2019 LSAT Policy: How Many Times Can I Take The Exam?
The LSAC changed its testing policy this fall and it’s critical that you’re aware of the changes. LSAC announced the changes in June and implemented them in September. However, the news seems to travel slow and we understand that not everyone is aware of the new policy. In this post, we break down the 2019 LSAT policy changes, dissect how they compare to the old rules, and lay out what this means for you!
2019 LSAT Policy: How Many Times Can I Take the Exam?
As of September 2019, LSAC now allows you to take the LSAT:
- three times per year,
- five times in the past five testing years, and
- seven times within a lifetime.
This is a major departure from past policy that now puts strict caps on the number of times a person can take the LSAT.
Under the “old LSAC rules” instituted in September 2017, students were able to take the LSAT as many times as they wanted.
Students had the flexibility to decide when to take the LSAT without the pressure of any sort of cap.
Students could sit for the exam, see how they did, and then take the LSAT again when they felt like it. This also allowed students to try repeatedly to increase their score, sometimes even after admission, for additional scholarship awards. This cap prevents applicants from doing this.
[Note: Prior to this, dating back to June 2011, LSAC only allowed students to take the exam three times in a two-year period. These are the old, old rules.]
How does this change affect me?
For most, this new rule should not change anything. Strive to take the LSAT as few times as possible. However, the rule change does require that you are now even more strategic about when you plan to take the LSAT.
Never take the LSAT to “try it out.” Though you may have got away with this under the old rules, the new rules won’t accommodate it. With each exam you take, you are limiting how many future exams are available to you.
Be thoroughly prepared before you sit for an exam. If you’d like to “get a feel” for the exam, go to a quiet room, silence your cell phone, and time yourself in 35-minute increments while you take a real exam. LSAC releases a free past exam on their website that you can use for this purpose. You can purchase past LSAT exams for practice. (If you’re in the metro-Detroit or Lansing area, JD Advising administer FREE mock LSAT exams at Wayne State Law and MSU Law throughout the year. This allows you to test under proctored conditions, with other students, and take a real past exam. Ask us for more details on our next exam!)

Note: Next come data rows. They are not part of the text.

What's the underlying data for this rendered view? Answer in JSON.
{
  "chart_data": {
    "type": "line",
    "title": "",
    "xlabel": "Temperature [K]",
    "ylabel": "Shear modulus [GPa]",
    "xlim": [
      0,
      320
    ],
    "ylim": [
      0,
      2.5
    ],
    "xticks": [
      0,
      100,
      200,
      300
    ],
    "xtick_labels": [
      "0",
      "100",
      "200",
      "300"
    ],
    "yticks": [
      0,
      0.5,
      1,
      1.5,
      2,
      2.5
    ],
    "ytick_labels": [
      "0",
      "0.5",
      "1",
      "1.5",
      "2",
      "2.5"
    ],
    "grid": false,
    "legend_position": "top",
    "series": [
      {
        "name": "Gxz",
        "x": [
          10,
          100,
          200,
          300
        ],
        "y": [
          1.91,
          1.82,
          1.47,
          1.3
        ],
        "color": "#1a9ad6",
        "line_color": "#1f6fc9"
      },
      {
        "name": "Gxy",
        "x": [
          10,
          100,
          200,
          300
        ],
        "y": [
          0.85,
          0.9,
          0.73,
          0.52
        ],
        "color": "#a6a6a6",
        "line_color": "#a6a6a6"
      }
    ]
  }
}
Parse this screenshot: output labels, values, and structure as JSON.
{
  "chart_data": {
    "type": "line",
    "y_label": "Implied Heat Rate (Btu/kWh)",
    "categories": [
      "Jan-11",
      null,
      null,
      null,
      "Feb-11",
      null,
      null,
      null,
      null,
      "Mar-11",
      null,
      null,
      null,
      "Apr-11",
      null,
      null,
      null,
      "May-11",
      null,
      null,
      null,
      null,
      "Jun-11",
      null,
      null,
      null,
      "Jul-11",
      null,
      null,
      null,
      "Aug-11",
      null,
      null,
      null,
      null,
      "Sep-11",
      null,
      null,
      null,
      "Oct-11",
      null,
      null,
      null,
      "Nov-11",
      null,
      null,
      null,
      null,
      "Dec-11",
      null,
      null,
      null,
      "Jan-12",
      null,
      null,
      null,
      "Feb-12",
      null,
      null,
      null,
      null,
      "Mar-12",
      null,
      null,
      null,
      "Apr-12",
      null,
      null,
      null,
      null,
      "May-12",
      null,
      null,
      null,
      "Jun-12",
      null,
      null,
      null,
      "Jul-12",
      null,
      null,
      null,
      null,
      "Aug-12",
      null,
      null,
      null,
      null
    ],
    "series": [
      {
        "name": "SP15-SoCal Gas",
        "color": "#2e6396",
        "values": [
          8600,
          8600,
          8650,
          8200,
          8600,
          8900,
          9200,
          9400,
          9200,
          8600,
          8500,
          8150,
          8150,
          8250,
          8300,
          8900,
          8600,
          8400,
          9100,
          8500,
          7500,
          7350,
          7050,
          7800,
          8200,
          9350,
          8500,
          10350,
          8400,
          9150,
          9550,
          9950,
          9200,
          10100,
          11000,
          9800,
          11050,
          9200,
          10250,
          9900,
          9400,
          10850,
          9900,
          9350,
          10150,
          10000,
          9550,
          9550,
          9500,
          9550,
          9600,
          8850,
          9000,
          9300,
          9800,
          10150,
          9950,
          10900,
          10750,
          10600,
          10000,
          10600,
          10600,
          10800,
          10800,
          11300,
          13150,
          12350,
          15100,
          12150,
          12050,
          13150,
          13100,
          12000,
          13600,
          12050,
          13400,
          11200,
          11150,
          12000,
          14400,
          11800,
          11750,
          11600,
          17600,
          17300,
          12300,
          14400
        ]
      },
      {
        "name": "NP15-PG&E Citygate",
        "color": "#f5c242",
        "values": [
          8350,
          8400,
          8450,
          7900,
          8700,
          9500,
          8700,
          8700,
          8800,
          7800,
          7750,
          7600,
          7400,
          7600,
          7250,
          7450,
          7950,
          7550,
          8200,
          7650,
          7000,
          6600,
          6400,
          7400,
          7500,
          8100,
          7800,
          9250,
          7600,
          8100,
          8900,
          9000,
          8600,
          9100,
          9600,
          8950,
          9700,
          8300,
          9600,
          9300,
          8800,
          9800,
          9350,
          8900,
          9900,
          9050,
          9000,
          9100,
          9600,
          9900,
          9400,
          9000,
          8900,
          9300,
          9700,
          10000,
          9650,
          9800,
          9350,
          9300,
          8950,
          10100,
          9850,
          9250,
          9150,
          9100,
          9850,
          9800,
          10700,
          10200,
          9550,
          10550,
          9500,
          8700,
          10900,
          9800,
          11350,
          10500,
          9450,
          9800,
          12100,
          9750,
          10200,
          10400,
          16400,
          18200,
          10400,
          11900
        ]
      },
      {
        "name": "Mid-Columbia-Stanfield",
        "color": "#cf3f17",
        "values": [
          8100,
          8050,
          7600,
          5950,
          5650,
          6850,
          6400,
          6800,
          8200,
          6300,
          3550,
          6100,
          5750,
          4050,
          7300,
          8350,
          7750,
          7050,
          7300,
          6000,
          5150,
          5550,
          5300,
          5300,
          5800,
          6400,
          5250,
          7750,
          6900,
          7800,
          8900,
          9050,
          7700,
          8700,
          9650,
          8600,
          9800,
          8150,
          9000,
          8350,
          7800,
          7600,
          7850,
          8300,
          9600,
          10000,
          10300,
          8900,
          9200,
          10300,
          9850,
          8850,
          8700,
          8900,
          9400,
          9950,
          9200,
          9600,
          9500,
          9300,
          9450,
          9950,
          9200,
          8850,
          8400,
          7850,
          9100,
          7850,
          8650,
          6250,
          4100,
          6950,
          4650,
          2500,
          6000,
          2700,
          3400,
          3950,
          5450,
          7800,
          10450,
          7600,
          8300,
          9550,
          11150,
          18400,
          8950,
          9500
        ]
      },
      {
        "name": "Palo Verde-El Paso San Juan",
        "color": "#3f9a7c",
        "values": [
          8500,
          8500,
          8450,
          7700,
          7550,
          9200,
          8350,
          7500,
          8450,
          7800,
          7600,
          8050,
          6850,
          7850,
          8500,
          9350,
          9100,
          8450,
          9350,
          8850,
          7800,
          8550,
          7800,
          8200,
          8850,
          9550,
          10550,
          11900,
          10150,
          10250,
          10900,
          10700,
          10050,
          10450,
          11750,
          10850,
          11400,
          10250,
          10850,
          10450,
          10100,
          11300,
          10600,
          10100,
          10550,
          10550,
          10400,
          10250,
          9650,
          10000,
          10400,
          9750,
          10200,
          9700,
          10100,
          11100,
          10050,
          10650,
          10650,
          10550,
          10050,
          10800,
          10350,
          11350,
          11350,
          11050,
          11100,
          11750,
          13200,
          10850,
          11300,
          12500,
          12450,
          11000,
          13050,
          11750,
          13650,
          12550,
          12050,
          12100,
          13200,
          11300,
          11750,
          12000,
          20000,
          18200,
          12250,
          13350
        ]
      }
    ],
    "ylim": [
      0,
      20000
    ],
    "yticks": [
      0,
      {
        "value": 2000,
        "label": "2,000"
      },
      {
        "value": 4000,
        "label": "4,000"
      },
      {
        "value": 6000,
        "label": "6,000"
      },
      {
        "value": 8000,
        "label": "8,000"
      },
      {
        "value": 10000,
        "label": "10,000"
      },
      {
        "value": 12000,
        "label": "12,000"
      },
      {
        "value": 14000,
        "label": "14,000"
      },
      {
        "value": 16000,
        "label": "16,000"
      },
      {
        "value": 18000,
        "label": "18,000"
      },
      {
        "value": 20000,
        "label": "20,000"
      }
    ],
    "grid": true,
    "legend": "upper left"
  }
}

The new rules also mean that you might get “stuck” with your score. You might not have the chance to go back and retake the LSAT whenever you want (like you could before 9/2019). For many, this might mean choosing between going to a lower-ranking law school (with a score that’s lower than they hoped) or waiting until they are eligible to take the LSAT again.
Lastly, it should be noted that the LSAC changed its policy on how many times a person can take the exam multiple times in recent history. For that reason, be sure to check the LSAC website for the latest updates after 2019.